Made by the Angels: Pope Benedict Recalls Stories Learned at His Mother’s Knee

Made by the Angels: Pope Benedict Recalls Stories Learned at His Mother’s Knee November 10, 2011

On Wednesday, November 9, Pope Benedict XVI received a new honor:  He was named an honorary citizen of Natz-Schabs (Naz-Siaves), the scenic town in northern Italy’s Bolzano region where his grandmother and great-grandmother were born.

Vatican Radio carried the address live as Benedict, accepting a certificate of citizenship from the Natz-Schabs delegation during the General Audience, spoke without a script—drawing from memory to talk about his mother’s love of the town and of his own explorations when, at the age of 13, he set off with his two siblings on a cycling expedition there.

Pope Benedict reminisced about his mother’s love of the region.  “South Tyrol,” he said, “is a special country and is rooted in my heart through the stories that I heard from my mother.  I never knew my great grandmother nor my grandmother—my grandmother died when I was 3—but I heard many of her stories, above all that throughout her life, she was nostalgic for South Tyrol and never really integrated in Bavaria.”

And then our Holy Father, smiling his shy smile, slipped into the robust dialect of a Tyrolean baker he remembered from early childhood:

Thinking of this I am reminded of another little story.
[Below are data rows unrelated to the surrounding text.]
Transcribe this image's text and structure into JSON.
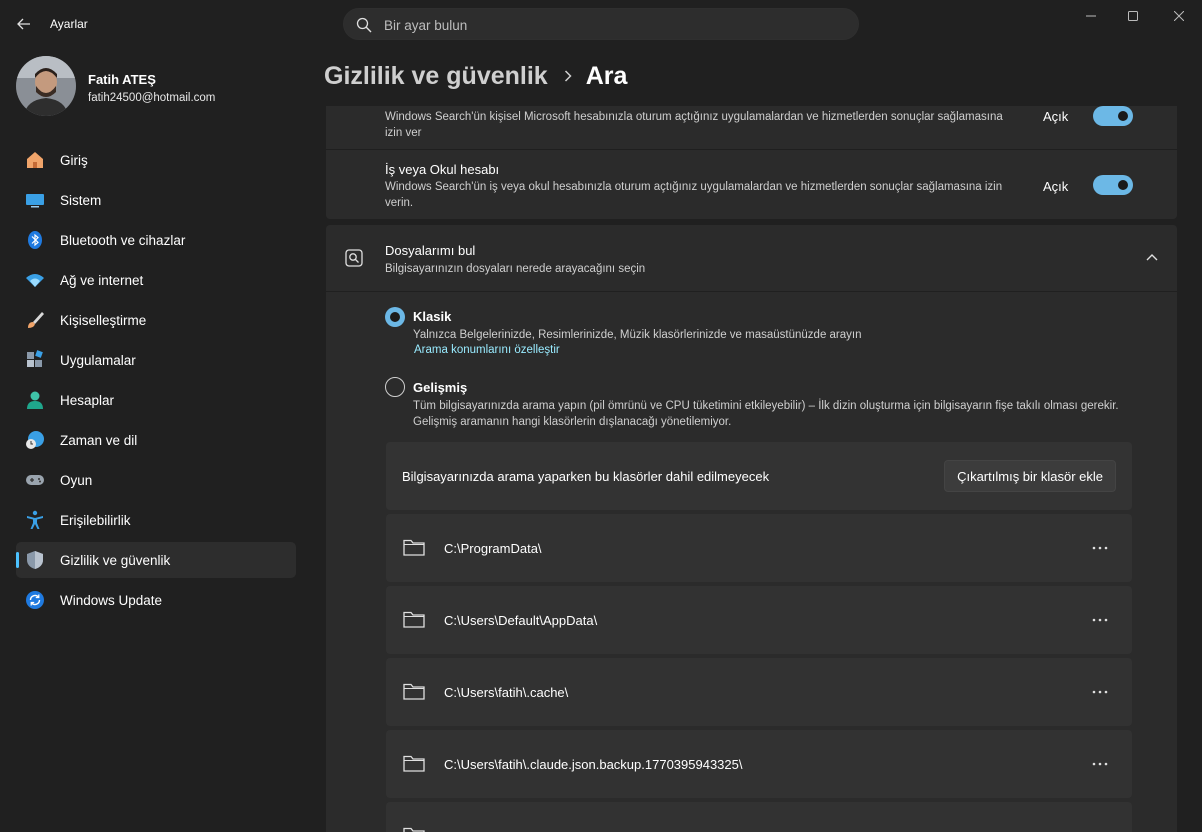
{
  "app": {
    "title": "Ayarlar"
  },
  "search": {
    "placeholder": "Bir ayar bulun"
  },
  "user": {
    "name": "Fatih ATEŞ",
    "email": "fatih24500@hotmail.com"
  },
  "sidebar": {
    "items": [
      {
        "label": "Giriş",
        "icon": "home-icon"
      },
      {
        "label": "Sistem",
        "icon": "monitor-icon"
      },
      {
        "label": "Bluetooth ve cihazlar",
        "icon": "bluetooth-icon"
      },
      {
        "label": "Ağ ve internet",
        "icon": "wifi-icon"
      },
      {
        "label": "Kişiselleştirme",
        "icon": "brush-icon"
      },
      {
        "label": "Uygulamalar",
        "icon": "apps-icon"
      },
      {
        "label": "Hesaplar",
        "icon": "person-icon"
      },
      {
        "label": "Zaman ve dil",
        "icon": "globe-clock-icon"
      },
      {
        "label": "Oyun",
        "icon": "gamepad-icon"
      },
      {
        "label": "Erişilebilirlik",
        "icon": "accessibility-icon"
      },
      {
        "label": "Gizlilik ve güvenlik",
        "icon": "shield-icon",
        "active": true
      },
      {
        "label": "Windows Update",
        "icon": "update-icon"
      }
    ]
  },
  "header": {
    "parent": "Gizlilik ve güvenlik",
    "current": "Ara"
  },
  "cloud_search": {
    "microsoft": {
      "desc": "Windows Search'ün kişisel Microsoft hesabınızla oturum açtığınız uygulamalardan ve hizmetlerden sonuçlar sağlamasına izin ver",
      "state": "Açık",
      "on": true
    },
    "work": {
      "title": "İş veya Okul hesabı",
      "desc": "Windows Search'ün iş veya okul hesabınızla oturum açtığınız uygulamalardan ve hizmetlerden sonuçlar sağlamasına izin verin.",
      "state": "Açık",
      "on": true
    }
  },
  "find_files": {
    "title": "Dosyalarımı bul",
    "subtitle": "Bilgisayarınızın dosyaları nerede arayacağını seçin",
    "classic": {
      "title": "Klasik",
      "desc": "Yalnızca Belgelerinizde, Resimlerinizde, Müzik klasörlerinizde ve masaüstünüzde arayın",
      "link": "Arama konumlarını özelleştir",
      "selected": true
    },
    "enhanced": {
      "title": "Gelişmiş",
      "desc": "Tüm bilgisayarınızda arama yapın (pil ömrünü ve CPU tüketimini etkileyebilir) – İlk dizin oluşturma için bilgisayarın fişe takılı olması gerekir. Gelişmiş aramanın hangi klasörlerin dışlanacağı yönetilemiyor.",
      "selected": false
    },
    "excluded": {
      "label": "Bilgisayarınızda arama yaparken bu klasörler dahil edilmeyecek",
      "add_button": "Çıkartılmış bir klasör ekle",
      "folders": [
        "C:\\ProgramData\\",
        "C:\\Users\\Default\\AppData\\",
        "C:\\Users\\fatih\\.cache\\",
        "C:\\Users\\fatih\\.claude.json.backup.1770395943325\\"
      ]
    }
  },
  "colors": {
    "accent": "#6cb8e6",
    "link": "#99ebff",
    "background": "#202020",
    "card": "#2b2b2b"
  }
}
As a girl, my mother worked for a family from Kufstein, and there she made a friend, who then married a baker.  I myself as a child even met him.  He was kind to my mother and would often say:

“Maretl, you must remember one thing: the Tyrol was made by the angels!”  

And my mother kept this as a kind of testament that she then passed on to us.  She was convinced, in her inner heart, that it was true.

The beauty of South Tyrol was verified by the young Josef Ratzinger when he biked across the region with his brother and sister.  “We could see that it was really true,” he said, “that it had been made by the angels.”

Perhaps reflecting on the sheer beauty of South Tyrol helped to bring out the poet in the pope.  He closed his remarks about this mountainous region of northern Italy with a nod to the beauty  of the scenery, the architecture and the music, and warmth of the people who make this region their home.

Then, in the 50s, I went to South Tyrol where I could feel the special closeness of God that is expressed in the beauty of these lands.  

But not only through Creation.  It was beautiful because men have responded to God:  if we think of the Gothic towers, the beautiful houses, the warmth and the kindness of people, the beautiful music, we know that men responded, and from this collaboration—between the Creator, his angels and men—a beautiful land was born, a land of extraordinary beauty.  

And I am proud and happy to be part of it, one way or another.

Elisabeth Maria Tauber, Benedict XVI’s great-grandmother, his grandmother Maria Tauber-Peintner, and his mother Maria Peintner-Ratzinger must be smiling from heaven.